Birmingham already has supplied its supporters with a series of dramatic playoff games at home. In the first postseason game, Zuckerman made two free throws with four seconds remaining in overtime to give the Braves a 59-57 win over Venice. Birmingham put together a 20-point fourth quarter and beat University in the quarterfinals, 56-48.
The Braves then got a 32-point effort from Ennerea Maxwell, who made two free throws with 12 seconds left to seal Birmingham's 58-56 victory over Los Angeles in the semifinals.
The victory touched off a week of pep rallies and posters in the school halls, and a commemorative T-shirt went on sale Wednesday.
Louis Ramirez, Birmingham's athletic director who has taught at the school since 1954, says Halpern's squad has recaptured some of the old excitement of the early years.
"It reminds me of the golden age of Birmingham in the 1950s, '60s, and '70s when we would pack the basketball gym whether we were winning or not," Ramirez said. "Back then, Friday night was high school and everybody was there. The win last Friday brought back a lot of memories."

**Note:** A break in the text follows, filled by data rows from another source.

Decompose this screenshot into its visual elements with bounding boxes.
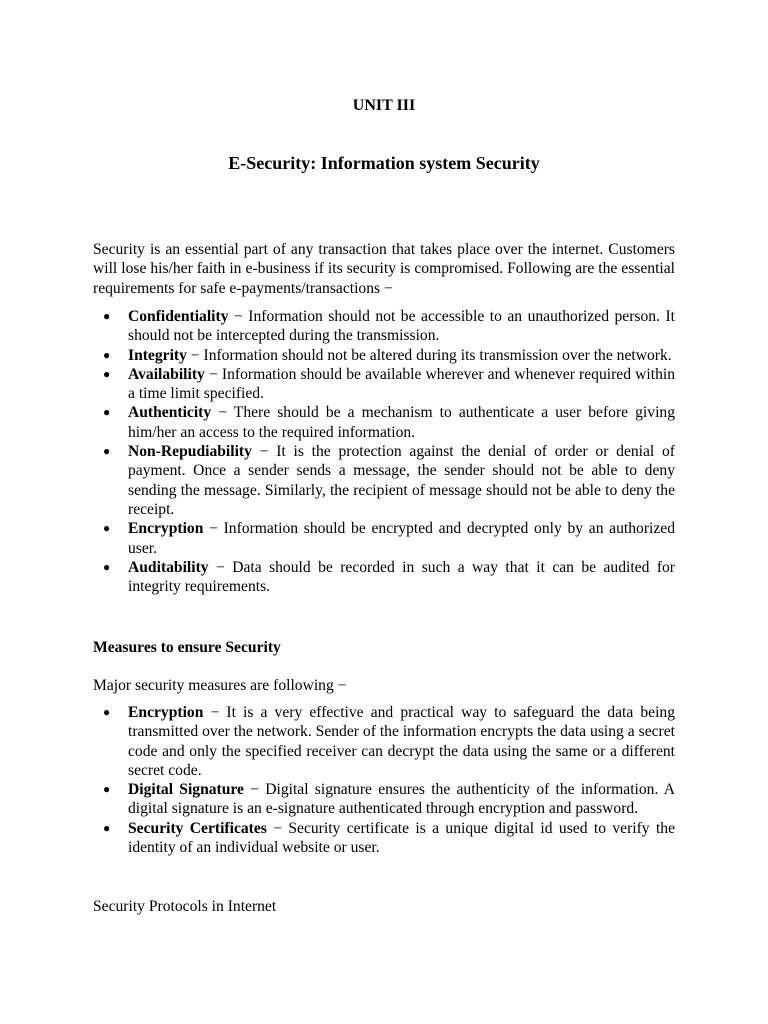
bullet-icon: ●: [103, 559, 111, 574]
term-label: Digital Signature: [128, 781, 244, 799]
protocols-heading: Security Protocols in Internet: [93, 898, 277, 915]
list-item: [93, 780, 675, 819]
bullet-icon: ●: [103, 347, 111, 362]
term-label: Security Certificates: [128, 819, 267, 837]
term-description: − There should be a mechanism to authenticate a user before giving him/her an access to the required information.: [128, 404, 675, 441]
bullet-icon: ●: [103, 405, 111, 420]
term-description: − Information should be encrypted and decrypted only by an authorized user.: [128, 520, 675, 557]
term-description: − Information should not be altered during its transmission over the network.: [186, 346, 672, 364]
term-description: − Digital signature ensures the authenticity of the information. A digital signature is an e-signature authenticated through encryption and password.: [128, 781, 675, 818]
bullet-icon: ●: [103, 820, 111, 835]
term-label: Confidentiality: [128, 308, 229, 325]
term-description: − It is a very effective and practical way to safeguard the data being transmitted over the network. Sender of the information encrypts the data using a secret code and only the specified receiver can decrypt the data using the same or a different secret code.: [128, 704, 675, 779]
term-description: − Information should not be accessible to an unauthorized person. It should not be intercepted during the transmission.: [128, 308, 675, 345]
list-item: [93, 307, 675, 346]
bullet-icon: ●: [103, 309, 111, 323]
measures-heading: Measures to ensure Security: [93, 639, 281, 656]
bullet-icon: ●: [103, 705, 111, 719]
list-item: [93, 346, 675, 365]
requirements-list: [93, 307, 675, 596]
term-label: Integrity: [128, 346, 187, 364]
bullet-icon: ●: [103, 782, 111, 797]
bullet-icon: ●: [103, 521, 111, 536]
page-title: E-Security: Information system Security: [228, 153, 540, 173]
term-label: Encryption: [128, 520, 204, 538]
term-label: Encryption: [128, 704, 204, 721]
term-label: Authenticity: [128, 404, 212, 422]
term-description: − It is the protection against the denial of order or denial of payment. Once a sender sends a message, the sender should not be able to deny sending the message. Similarly, the recipient of message should not be able to deny the receipt.: [128, 443, 675, 518]
list-item: [93, 703, 675, 780]
measures-list: [93, 703, 675, 857]
measures-lead: Major security measures are following −: [93, 677, 347, 694]
list-item: [93, 442, 675, 519]
list-item: [93, 403, 675, 442]
list-item: [93, 519, 675, 558]
intro-paragraph: Security is an essential part of any transaction that takes place over the internet. Customers will lose his/her faith in e-business if its security is compromised. Following are the essential requirements for safe e-payments/transactions −: [93, 241, 675, 297]
list-item: [93, 819, 675, 858]
term-label: Non-Repudiability: [128, 443, 252, 461]
term-description: − Data should be recorded in such a way that it can be audited for integrity requirements.: [128, 558, 675, 596]
unit-heading: UNIT III: [352, 97, 416, 114]
term-description: − Information should be available wherever and whenever required within a time limit specified.: [128, 365, 675, 403]
term-label: Availability: [128, 365, 205, 383]
term-label: Auditability: [128, 558, 209, 576]
list-item: [93, 365, 675, 404]
bullet-icon: ●: [103, 366, 111, 381]
term-description: − Security certificate is a unique digital id used to verify the identity of an individual website or user.: [128, 819, 675, 857]
list-item: [93, 558, 675, 597]
bullet-icon: ●: [103, 444, 111, 459]
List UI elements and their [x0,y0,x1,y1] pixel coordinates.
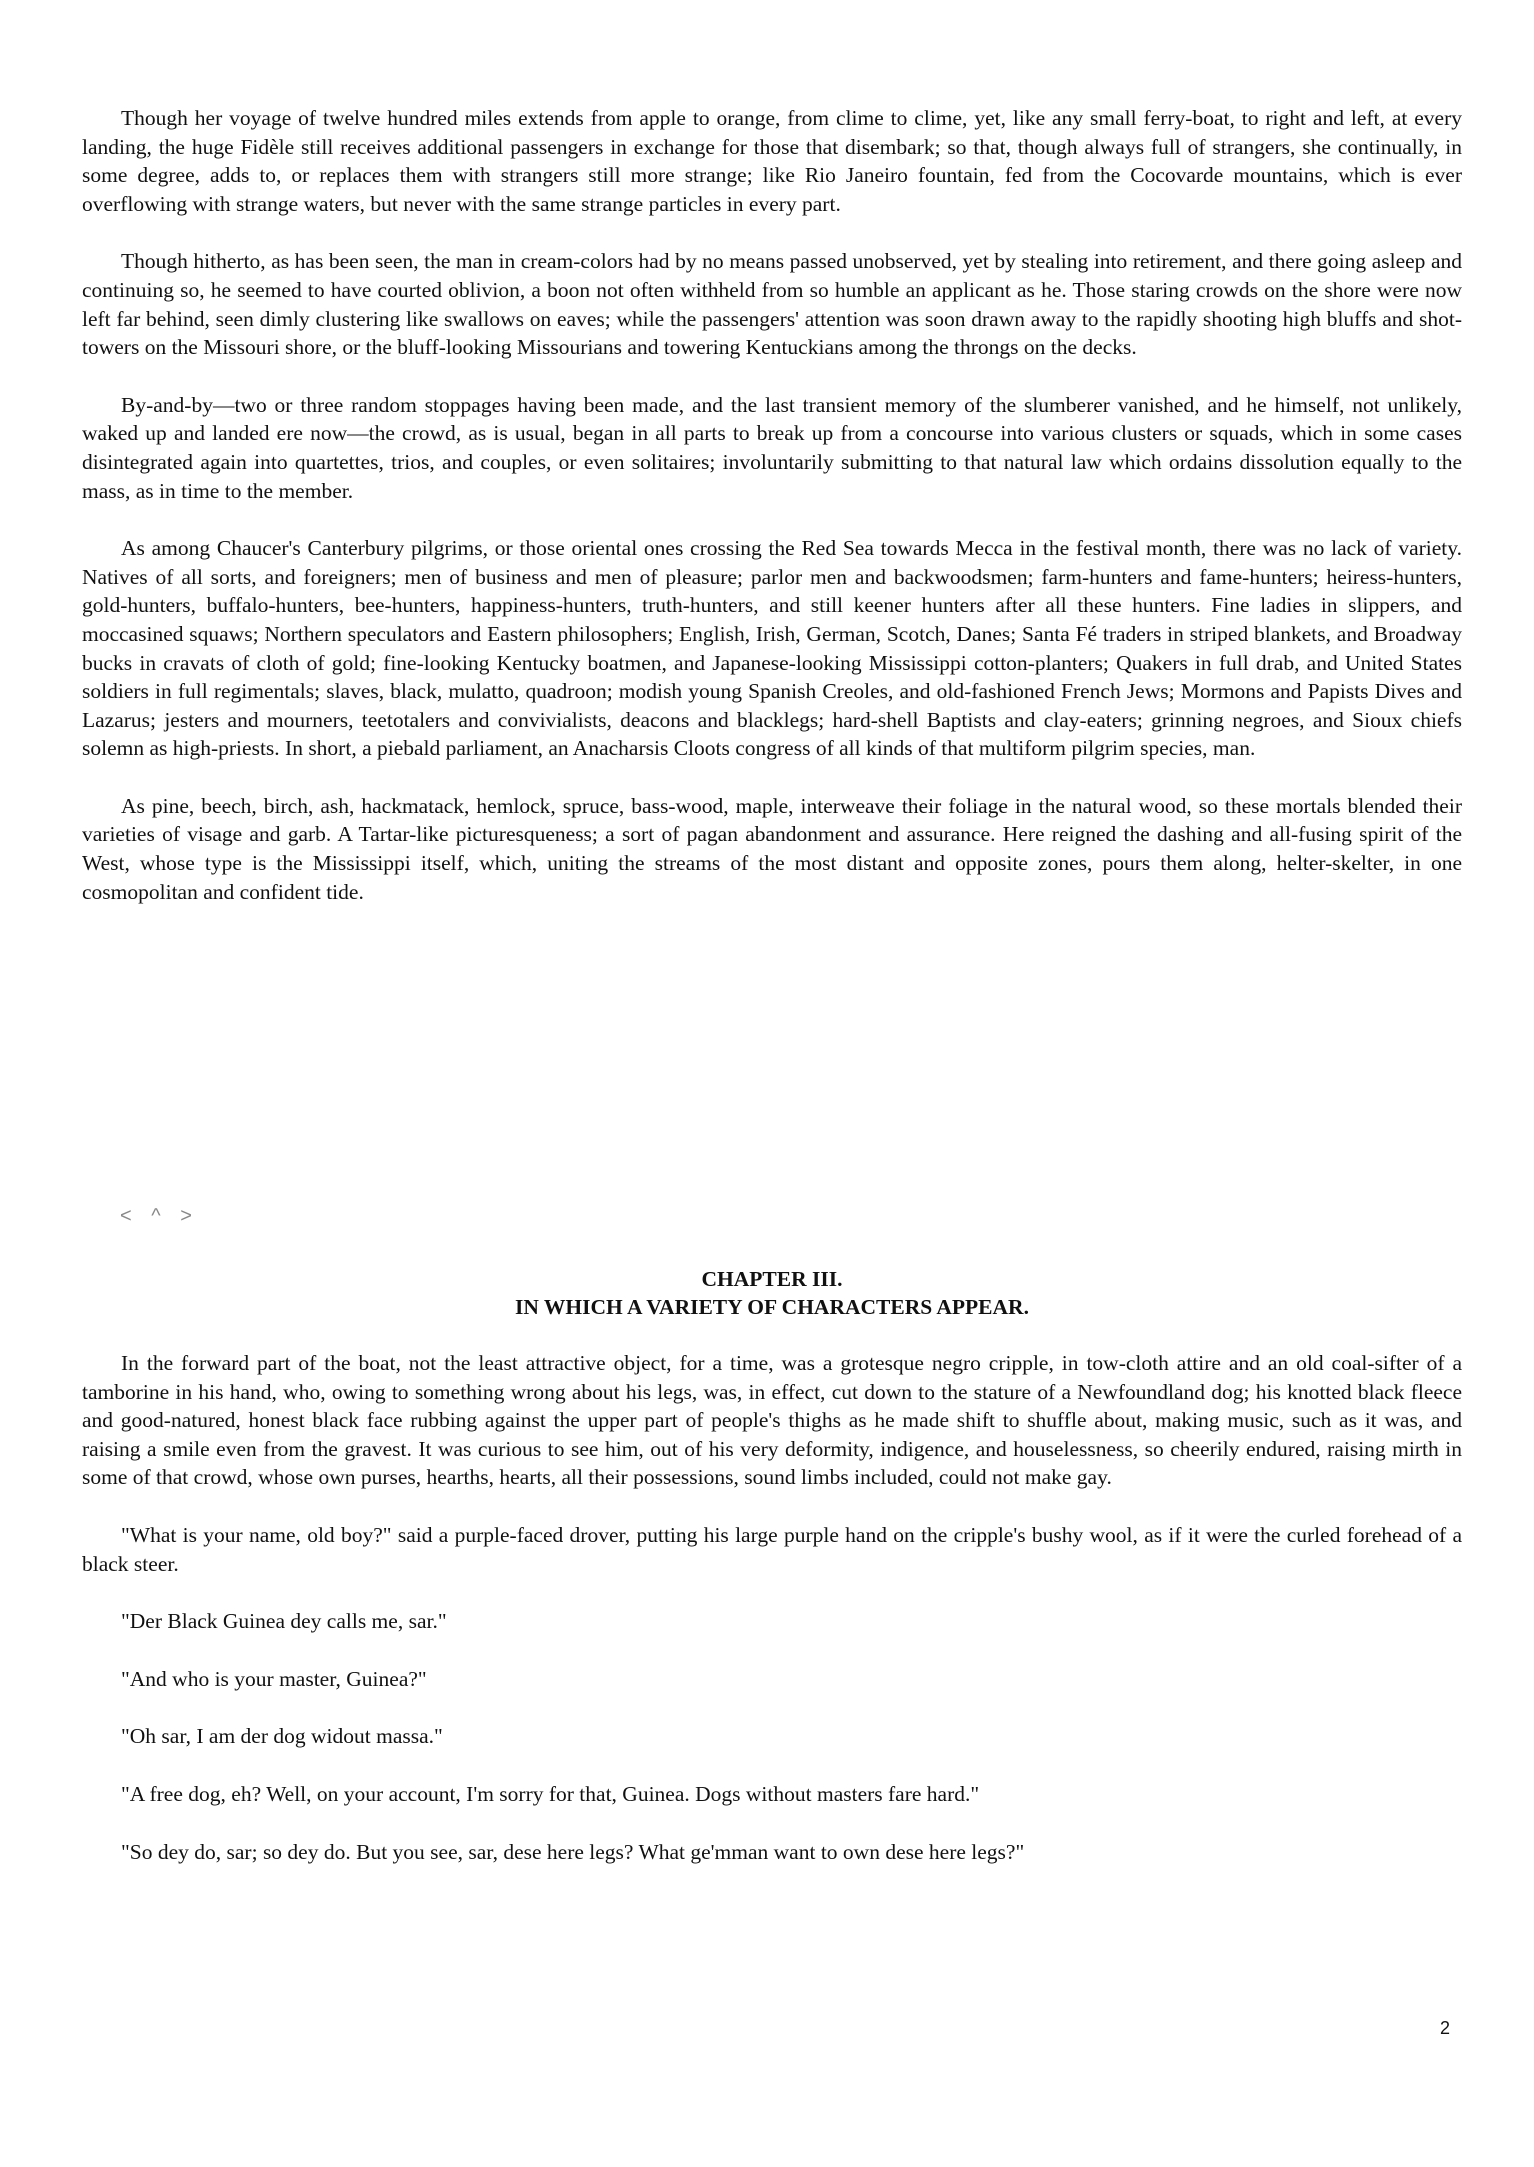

The crowd at Friday's semifinal was so large, fans had to be turned away at the door.
"There were certainly more people here than the capacity of our gym," Halpern said. "We were getting ready to go back on the court at halftime and people were sticking money through the door to try and get us to open the side door for them."
Birmingham fans may not have any problem finding a seat tonight in the Sports Arena, but the Braves players may have difficulty adjusting to a bigger court. That problem may not face the Granada Hills players. During the regular season, Granada Hills played San Fernando at the Sports Arena. Although San Fernando won, 70-66, the Granada Hills players say they benefited from the experience.
"I think it's good any time you can play somewhere that your totally unfamiliar with," Granada Hills Coach Bob Johnson said. "At the Sports Arena, the baskets are suspended down there and there aren't any walls behind them--it's a different perspective for a shooter. The backboards are different, the sound is different, the bounce is different. There weren't that many people around when we played and there were sure a lot of echoes around."
Birmingham players seem unfazed by Granada Hills' Sports Arena appearance.
"I don't think it will be that much of a disadvantage," Zuckerman said. "They lost there last time. We're just going to go out there and play our game and hopefully win."
Tonight's game will be the third of the season between Birmingham and Granada Hills. They split the two previous meetings.